Nicolas Sarkozy les prendra-t-il aussi facilement avec une cote de popularité de 45% et non plus de 60% ?
Je suis frappe depuis 15 jours, 3 semaines, de sa discrétion politique qui curieusement va de paire avec la discrétion sur sa vie privée.
La pensée unique et tous les corporatismes ont vite fait de reprendre le dessus. Communication gouvernementale et Présidentielle sur le sujet ?.
Communication pour « vendre » certaines mesures et « préparer » l’opinion ?.
C’est finalement d’eux que vient la contestation la plus insidieuse donc la plus néfaste.
Sarkozy ne sait-il pas que ces gens las ne pensent qu’a être élu, et si possible réélu et si possible pour plusieurs jobs (a temps partiel du coup…) en même temps, pour cumuler les indemnités !
Comment peut-il laisser s’installer en France cette zizanie, ce passéisme dont même François Hollande n’est plus capable ?
Oui effectivement comme dit Attali ils représentent parfaitement « la République des imbéciles ».
Pourquoi laisse t il ou fait il intervenir a tout bout de champ ses conseillers et le « charismatique » Claude Guéant au lieu de s’appuyer sur des Ministres et des parlementaires, pour le « soutenir » quand ca n’est pas « le défendre » ?

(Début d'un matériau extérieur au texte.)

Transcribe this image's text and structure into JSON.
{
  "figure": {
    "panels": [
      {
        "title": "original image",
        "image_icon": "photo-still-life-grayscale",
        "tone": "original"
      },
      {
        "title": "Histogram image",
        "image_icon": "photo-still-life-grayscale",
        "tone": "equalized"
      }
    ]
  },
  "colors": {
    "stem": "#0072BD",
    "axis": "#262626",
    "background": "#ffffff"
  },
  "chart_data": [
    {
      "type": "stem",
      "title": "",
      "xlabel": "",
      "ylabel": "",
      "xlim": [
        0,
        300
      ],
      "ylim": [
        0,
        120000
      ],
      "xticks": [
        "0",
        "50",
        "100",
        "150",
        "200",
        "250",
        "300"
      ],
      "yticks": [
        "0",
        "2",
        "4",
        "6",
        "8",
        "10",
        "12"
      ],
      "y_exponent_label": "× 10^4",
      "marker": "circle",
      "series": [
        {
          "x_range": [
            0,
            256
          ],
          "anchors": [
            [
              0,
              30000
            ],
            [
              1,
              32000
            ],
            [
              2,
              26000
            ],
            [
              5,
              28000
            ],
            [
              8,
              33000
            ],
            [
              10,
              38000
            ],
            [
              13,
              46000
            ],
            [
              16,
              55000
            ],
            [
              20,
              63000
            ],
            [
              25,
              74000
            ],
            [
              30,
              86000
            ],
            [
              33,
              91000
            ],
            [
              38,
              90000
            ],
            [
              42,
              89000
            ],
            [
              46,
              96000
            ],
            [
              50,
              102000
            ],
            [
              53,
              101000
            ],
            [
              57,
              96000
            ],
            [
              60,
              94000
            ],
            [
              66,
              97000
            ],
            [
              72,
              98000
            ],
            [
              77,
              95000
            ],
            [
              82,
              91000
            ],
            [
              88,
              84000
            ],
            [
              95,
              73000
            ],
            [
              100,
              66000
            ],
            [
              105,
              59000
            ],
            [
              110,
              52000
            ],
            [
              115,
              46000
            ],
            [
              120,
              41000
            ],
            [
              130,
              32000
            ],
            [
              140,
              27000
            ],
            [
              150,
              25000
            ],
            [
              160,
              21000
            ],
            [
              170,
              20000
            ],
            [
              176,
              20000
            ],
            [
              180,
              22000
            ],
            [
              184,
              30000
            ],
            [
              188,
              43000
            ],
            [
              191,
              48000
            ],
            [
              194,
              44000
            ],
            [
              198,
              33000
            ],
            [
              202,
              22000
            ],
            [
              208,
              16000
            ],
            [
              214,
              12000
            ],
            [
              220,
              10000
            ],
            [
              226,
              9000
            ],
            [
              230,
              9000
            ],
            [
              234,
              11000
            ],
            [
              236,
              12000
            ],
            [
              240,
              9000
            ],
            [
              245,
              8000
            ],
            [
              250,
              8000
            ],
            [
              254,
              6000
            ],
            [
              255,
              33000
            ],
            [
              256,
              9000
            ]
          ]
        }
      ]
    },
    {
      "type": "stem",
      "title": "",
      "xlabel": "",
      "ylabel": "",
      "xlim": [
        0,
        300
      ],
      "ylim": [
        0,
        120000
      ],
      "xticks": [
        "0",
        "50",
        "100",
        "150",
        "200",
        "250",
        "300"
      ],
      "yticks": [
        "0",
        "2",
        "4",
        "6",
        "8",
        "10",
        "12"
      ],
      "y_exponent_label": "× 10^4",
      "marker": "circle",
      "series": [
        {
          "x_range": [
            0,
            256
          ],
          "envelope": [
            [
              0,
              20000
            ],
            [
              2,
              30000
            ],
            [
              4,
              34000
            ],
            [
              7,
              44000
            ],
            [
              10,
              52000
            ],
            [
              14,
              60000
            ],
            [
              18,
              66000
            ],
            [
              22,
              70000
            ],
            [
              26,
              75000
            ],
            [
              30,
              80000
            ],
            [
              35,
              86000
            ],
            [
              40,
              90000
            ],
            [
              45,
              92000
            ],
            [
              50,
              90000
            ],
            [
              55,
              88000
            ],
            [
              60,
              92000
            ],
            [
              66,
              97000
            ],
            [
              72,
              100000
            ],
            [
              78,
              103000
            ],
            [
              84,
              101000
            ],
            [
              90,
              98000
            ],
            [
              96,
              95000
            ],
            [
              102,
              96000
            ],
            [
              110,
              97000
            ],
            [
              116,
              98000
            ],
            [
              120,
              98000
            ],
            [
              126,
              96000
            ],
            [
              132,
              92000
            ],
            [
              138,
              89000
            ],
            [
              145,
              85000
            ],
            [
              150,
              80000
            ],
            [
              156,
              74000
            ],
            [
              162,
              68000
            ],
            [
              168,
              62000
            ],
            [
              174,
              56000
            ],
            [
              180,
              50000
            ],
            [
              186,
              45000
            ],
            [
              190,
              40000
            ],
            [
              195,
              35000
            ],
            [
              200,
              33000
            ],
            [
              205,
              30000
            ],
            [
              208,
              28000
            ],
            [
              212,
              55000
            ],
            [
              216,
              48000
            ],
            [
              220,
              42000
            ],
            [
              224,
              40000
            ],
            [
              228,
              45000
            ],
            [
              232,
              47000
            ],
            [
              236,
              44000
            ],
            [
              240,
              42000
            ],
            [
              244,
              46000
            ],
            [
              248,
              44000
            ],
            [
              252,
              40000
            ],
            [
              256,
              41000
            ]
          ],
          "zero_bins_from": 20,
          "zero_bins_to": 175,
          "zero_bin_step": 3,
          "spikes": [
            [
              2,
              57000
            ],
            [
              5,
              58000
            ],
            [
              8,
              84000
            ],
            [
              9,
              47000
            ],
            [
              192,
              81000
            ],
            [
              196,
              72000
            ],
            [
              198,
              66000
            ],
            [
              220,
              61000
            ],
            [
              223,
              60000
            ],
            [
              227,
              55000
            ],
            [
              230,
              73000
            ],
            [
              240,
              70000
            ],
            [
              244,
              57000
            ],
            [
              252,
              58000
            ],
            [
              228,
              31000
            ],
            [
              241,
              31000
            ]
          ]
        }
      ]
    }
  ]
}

Ces mauvais résultats viennent plus vite, plus fort qu’il ne l’avait imagine.
Il me donne l’impression d’être ébranlé, tel un boxeur qui vient de prendre deux droites de plein fouet. Il a besoin de récupérer, et comme nous comme les français il doute..
La presse, jamais avare de formule parle de « reprendre la main ».

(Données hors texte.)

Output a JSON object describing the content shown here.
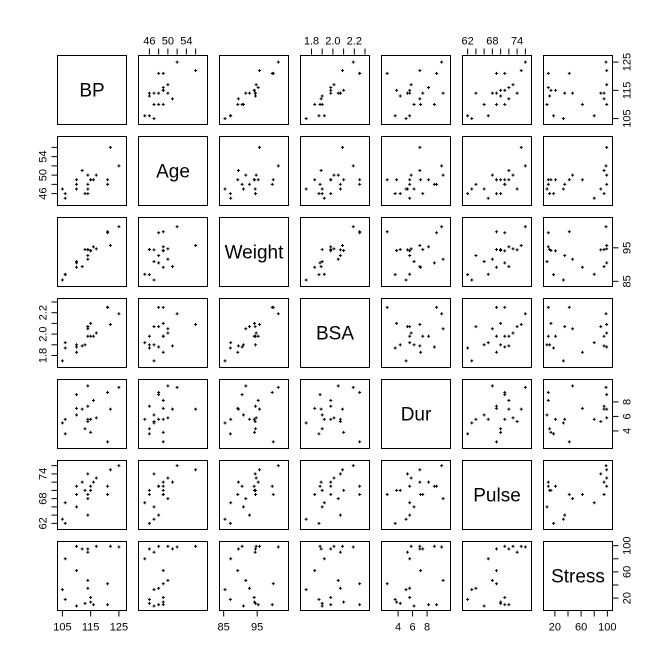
{
  "chart_data": {
    "type": "scatter-matrix",
    "variables": [
      {
        "name": "BP",
        "range": [
          104.5,
          126.1
        ],
        "ticks": [
          105,
          115,
          125
        ]
      },
      {
        "name": "Age",
        "range": [
          44.4,
          57.6
        ],
        "ticks": [
          46,
          50,
          54
        ],
        "extra_ticks": [
          48,
          52,
          56
        ],
        "label_ticks": [
          46,
          50,
          54
        ]
      },
      {
        "name": "Weight",
        "range": [
          84.8,
          103.0
        ],
        "ticks": [
          85,
          95
        ]
      },
      {
        "name": "BSA",
        "range": [
          1.73,
          2.3
        ],
        "ticks": [
          1.8,
          2.0,
          2.2
        ],
        "extra_ticks": [
          1.9,
          2.1,
          2.3
        ],
        "label_ticks": [
          1.8,
          2.0,
          2.2
        ]
      },
      {
        "name": "Dur",
        "range": [
          2.2,
          10.6
        ],
        "ticks": [
          4,
          6,
          8
        ]
      },
      {
        "name": "Pulse",
        "range": [
          61.6,
          76.4
        ],
        "ticks": [
          62,
          68,
          74
        ],
        "extra_ticks": [
          64,
          66,
          70,
          72,
          76
        ],
        "label_ticks": [
          62,
          68,
          74
        ]
      },
      {
        "name": "Stress",
        "range": [
          8,
          101
        ],
        "ticks": [
          20,
          60,
          100
        ],
        "extra_ticks": [
          40,
          80
        ],
        "label_ticks": [
          20,
          60,
          100
        ]
      }
    ],
    "tick_text": {
      "BP": [
        "105",
        "115",
        "125"
      ],
      "Age": [
        "46",
        "50",
        "54"
      ],
      "Weight": [
        "85",
        "95"
      ],
      "BSA": [
        "1.8",
        "2.0",
        "2.2"
      ],
      "Dur": [
        "4",
        "6",
        "8"
      ],
      "Pulse": [
        "62",
        "68",
        "74"
      ],
      "Stress": [
        "20",
        "60",
        "100"
      ]
    },
    "observations": {
      "BP": [
        105,
        115,
        116,
        117,
        112,
        121,
        121,
        110,
        110,
        114,
        114,
        115,
        114,
        106,
        125,
        114,
        106,
        113,
        110,
        122
      ],
      "Age": [
        47,
        49,
        49,
        50,
        51,
        48,
        49,
        47,
        49,
        48,
        47,
        49,
        50,
        45,
        52,
        46,
        46,
        46,
        48,
        56
      ],
      "Weight": [
        85.4,
        94.2,
        95.3,
        94.7,
        89.4,
        99.5,
        99.8,
        90.9,
        89.2,
        92.7,
        94.4,
        94.1,
        91.6,
        87.1,
        101.3,
        94.5,
        87.0,
        94.5,
        90.5,
        95.7
      ],
      "BSA": [
        1.75,
        2.1,
        1.98,
        2.01,
        1.89,
        2.25,
        2.25,
        1.9,
        1.83,
        2.07,
        2.07,
        1.98,
        2.05,
        1.92,
        2.19,
        1.98,
        1.87,
        1.9,
        1.88,
        2.09
      ],
      "Dur": [
        5.1,
        3.8,
        8.2,
        5.8,
        7.0,
        9.3,
        2.5,
        6.2,
        7.1,
        5.6,
        5.3,
        5.6,
        10.2,
        5.6,
        10.0,
        7.4,
        3.6,
        4.3,
        9.0,
        7.0
      ],
      "Pulse": [
        63,
        70,
        72,
        73,
        72,
        71,
        69,
        66,
        69,
        64,
        74,
        71,
        68,
        67,
        76,
        69,
        62,
        70,
        71,
        75
      ],
      "Stress": [
        33,
        14,
        10,
        99,
        95,
        10,
        42,
        8,
        62,
        35,
        90,
        21,
        47,
        80,
        98,
        95,
        18,
        12,
        99,
        99
      ]
    },
    "axis_sides": {
      "top": [
        "Age",
        "BSA",
        "Pulse"
      ],
      "right": [
        "BP",
        "Weight",
        "Dur",
        "Stress"
      ],
      "left": [
        "Age",
        "BSA",
        "Pulse"
      ],
      "bottom": [
        "BP",
        "Weight",
        "Dur",
        "Stress"
      ]
    }
  }
}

Se remettre au travail. Privilégier le fond sur la forme. Prendre les décisions vite et les appliquer vite.
Lancer immédiatement la mise en place des « propositions Attali » sans avoir les yeux rives sur les sondages.
Je vois mal Sarkozy avoir cette personnalité a la Raymond Barre ou Margaret Thatcher. Mais je ne demande qu’à être surpris.

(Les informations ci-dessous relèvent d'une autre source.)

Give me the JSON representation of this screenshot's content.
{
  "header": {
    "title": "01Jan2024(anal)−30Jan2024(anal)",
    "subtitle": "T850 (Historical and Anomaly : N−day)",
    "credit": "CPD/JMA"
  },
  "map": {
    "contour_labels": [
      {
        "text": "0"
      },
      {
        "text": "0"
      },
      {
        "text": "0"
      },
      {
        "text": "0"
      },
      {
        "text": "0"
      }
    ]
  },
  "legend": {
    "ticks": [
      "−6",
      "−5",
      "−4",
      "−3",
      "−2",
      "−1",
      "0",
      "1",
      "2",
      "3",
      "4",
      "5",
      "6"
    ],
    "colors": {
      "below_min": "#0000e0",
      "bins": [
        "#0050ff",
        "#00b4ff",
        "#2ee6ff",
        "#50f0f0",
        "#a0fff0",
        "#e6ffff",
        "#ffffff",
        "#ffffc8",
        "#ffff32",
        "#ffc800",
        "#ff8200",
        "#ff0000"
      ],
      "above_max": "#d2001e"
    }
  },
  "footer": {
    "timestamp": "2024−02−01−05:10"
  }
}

Ce n’est pas un problème de compétences ou de talent, encore moins de capacités, c’est un problème de personnalité et de psychologie.
Il me sembleque les toutes prochaines semaines nous donnerons si ce n’est une réponse définitive à ces interrogations en tout cas une forte indication.
La perspective du carnage aux élections municipales sera un bon test du courage politique du Président.
La façon de gérer le Rapport Attali et les élus UMP en seront des autres.
Chirac a été longtemps populaire « parce qu’il était sympa » avant d’être rejeté par l’opinion (et par l’histoire aussi sans doute) car il ne faisait rien.
A méditer me semble-t-il pour Sarkozy, a qui on ne peut que souhaiter le trajet inverse. Quand on dit à lui…. c’est surtout au pays qu’il faut le souhaiter.